No DT ever made more Pro Bowls than Kennedy’s eight. It was just what Erickson predicted for him early on. To be sure, Kennedy has known heartbreak, too. He changed his uniform number from 96 to 92 for his ‘92 season with the Seahawks, to honor his friend and fellow Hurricane, Jerome Brown, after Brown died in a car accident.

But making this Hall of Fame never seemed like anything more than a matter of time for the ebullient buster from Wilson, Ark.

He blew through Miami like, well, like a hurricane to become one of the most pro-productive of Erickson’s Canes. The Seattle Seahawks snatched him up as the third player in the ‘90 NFL Draft, and he took it from there.

He played in eight consecutive Pro Bowls. He also joined Kenny Easley as the only Seahawks to be named NFL Defensive Player of the Year (‘92).

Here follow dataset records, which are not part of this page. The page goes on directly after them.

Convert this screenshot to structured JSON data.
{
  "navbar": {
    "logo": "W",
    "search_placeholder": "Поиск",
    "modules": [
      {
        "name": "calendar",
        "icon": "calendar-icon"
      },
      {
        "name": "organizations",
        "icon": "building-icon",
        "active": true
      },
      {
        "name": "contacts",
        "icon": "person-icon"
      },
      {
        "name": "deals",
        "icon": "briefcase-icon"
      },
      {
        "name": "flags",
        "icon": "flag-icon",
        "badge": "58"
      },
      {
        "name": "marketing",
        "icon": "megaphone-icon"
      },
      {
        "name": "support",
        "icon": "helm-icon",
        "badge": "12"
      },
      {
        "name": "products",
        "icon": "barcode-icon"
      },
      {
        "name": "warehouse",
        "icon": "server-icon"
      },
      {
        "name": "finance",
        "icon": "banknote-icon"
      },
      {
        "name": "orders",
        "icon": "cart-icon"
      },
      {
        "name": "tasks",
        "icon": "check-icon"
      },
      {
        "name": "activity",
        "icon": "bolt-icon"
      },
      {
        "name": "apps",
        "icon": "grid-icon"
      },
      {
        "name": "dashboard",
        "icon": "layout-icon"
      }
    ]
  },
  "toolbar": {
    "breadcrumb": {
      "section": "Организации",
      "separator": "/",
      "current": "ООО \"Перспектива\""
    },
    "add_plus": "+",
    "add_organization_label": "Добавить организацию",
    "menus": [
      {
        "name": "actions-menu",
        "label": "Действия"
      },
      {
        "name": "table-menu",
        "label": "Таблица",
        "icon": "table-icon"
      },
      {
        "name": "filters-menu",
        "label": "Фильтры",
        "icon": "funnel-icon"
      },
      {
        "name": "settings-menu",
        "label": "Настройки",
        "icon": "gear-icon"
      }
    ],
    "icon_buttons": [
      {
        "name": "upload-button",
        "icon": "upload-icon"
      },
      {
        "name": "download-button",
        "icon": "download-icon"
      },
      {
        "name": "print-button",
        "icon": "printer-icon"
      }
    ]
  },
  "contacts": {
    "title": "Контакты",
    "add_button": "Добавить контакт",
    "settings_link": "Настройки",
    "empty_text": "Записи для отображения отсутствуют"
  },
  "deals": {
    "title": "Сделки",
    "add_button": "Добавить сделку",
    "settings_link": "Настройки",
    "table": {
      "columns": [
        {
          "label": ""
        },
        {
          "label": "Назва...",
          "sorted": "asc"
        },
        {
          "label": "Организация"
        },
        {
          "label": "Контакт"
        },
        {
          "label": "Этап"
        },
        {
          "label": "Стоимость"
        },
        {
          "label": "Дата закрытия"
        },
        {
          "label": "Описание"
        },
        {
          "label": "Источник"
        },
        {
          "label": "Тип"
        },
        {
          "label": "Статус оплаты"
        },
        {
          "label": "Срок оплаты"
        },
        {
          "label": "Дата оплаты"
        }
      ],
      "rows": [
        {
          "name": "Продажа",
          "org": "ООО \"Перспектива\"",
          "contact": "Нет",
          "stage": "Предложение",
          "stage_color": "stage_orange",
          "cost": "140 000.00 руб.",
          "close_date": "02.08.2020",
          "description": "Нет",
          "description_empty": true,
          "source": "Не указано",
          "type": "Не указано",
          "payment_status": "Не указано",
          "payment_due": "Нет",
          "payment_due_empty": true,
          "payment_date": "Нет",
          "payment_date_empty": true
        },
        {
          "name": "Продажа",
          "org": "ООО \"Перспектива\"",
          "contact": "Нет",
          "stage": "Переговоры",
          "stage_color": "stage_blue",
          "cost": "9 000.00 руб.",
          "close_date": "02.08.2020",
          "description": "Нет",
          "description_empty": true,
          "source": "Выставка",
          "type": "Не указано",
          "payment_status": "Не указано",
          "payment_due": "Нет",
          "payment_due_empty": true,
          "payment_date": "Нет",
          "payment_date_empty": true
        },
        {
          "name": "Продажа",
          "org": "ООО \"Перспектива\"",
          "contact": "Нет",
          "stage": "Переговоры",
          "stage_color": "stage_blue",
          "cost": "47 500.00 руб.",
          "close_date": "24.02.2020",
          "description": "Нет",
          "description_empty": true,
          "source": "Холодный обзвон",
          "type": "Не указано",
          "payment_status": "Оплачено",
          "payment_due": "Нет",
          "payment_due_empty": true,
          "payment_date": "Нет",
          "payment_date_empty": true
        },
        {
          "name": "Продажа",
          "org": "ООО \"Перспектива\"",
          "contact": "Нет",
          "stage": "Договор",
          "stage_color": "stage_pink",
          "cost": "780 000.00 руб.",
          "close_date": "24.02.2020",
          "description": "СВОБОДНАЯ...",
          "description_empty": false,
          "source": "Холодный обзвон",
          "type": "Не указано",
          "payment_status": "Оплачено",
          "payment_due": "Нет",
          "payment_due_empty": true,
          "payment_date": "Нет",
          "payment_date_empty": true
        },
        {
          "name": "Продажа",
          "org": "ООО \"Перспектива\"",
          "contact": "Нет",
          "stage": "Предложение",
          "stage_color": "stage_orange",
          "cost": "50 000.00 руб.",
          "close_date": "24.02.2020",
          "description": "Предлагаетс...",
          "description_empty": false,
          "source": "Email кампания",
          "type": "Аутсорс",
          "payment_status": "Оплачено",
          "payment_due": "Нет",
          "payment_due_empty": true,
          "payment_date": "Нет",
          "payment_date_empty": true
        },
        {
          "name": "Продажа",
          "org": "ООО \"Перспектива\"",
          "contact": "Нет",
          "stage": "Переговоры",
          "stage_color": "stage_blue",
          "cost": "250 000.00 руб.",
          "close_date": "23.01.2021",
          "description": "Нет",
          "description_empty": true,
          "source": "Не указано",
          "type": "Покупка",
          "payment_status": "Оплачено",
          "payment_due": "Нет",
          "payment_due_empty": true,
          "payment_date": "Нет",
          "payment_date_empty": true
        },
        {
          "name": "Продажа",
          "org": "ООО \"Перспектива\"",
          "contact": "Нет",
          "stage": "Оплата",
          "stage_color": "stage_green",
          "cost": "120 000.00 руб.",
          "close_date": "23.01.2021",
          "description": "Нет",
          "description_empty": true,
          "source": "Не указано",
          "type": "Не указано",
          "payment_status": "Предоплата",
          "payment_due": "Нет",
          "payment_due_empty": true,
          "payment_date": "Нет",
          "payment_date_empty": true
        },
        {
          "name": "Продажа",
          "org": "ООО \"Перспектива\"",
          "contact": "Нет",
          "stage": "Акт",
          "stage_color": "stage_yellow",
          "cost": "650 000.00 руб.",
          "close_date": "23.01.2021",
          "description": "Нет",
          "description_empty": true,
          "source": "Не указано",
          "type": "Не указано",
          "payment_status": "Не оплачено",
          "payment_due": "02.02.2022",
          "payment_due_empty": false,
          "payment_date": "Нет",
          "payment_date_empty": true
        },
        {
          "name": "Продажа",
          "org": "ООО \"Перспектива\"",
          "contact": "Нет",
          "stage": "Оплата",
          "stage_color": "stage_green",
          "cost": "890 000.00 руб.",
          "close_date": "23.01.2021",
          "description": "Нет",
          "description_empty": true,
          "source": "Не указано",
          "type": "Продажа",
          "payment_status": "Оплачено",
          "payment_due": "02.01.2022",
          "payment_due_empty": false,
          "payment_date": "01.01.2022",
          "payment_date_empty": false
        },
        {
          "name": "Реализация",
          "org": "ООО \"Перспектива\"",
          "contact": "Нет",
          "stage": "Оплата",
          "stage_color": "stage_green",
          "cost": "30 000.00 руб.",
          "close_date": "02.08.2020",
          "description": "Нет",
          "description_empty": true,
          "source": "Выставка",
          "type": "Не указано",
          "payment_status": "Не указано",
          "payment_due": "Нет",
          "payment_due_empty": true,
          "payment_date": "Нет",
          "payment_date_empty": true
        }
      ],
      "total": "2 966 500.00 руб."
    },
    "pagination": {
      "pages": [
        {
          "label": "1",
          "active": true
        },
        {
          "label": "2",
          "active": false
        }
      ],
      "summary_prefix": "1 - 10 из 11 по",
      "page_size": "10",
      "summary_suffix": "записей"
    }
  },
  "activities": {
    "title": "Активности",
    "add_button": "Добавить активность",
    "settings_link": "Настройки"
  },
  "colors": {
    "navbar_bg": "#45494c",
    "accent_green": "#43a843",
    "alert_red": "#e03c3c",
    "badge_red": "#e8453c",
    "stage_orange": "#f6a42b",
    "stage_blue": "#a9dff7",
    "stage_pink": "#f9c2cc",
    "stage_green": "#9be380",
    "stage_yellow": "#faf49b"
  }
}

One more thing needs to be said about Kennedy. And that is this. Good citizenship is not even remotely a qualification for the Pro Football Hall of Fame. Hall spokesmen go out of their way to emphasize that they deal with on-field football only.

But Kennedy has done it both ways, as a good soldier on grass and an upstanding citizen away from it. He hasn’t been one of those iron-headed saps who figure all they have to do is throw a few guys into the grandstand. Maybe that doesn’t count with the Hall of Fame, but it does with me.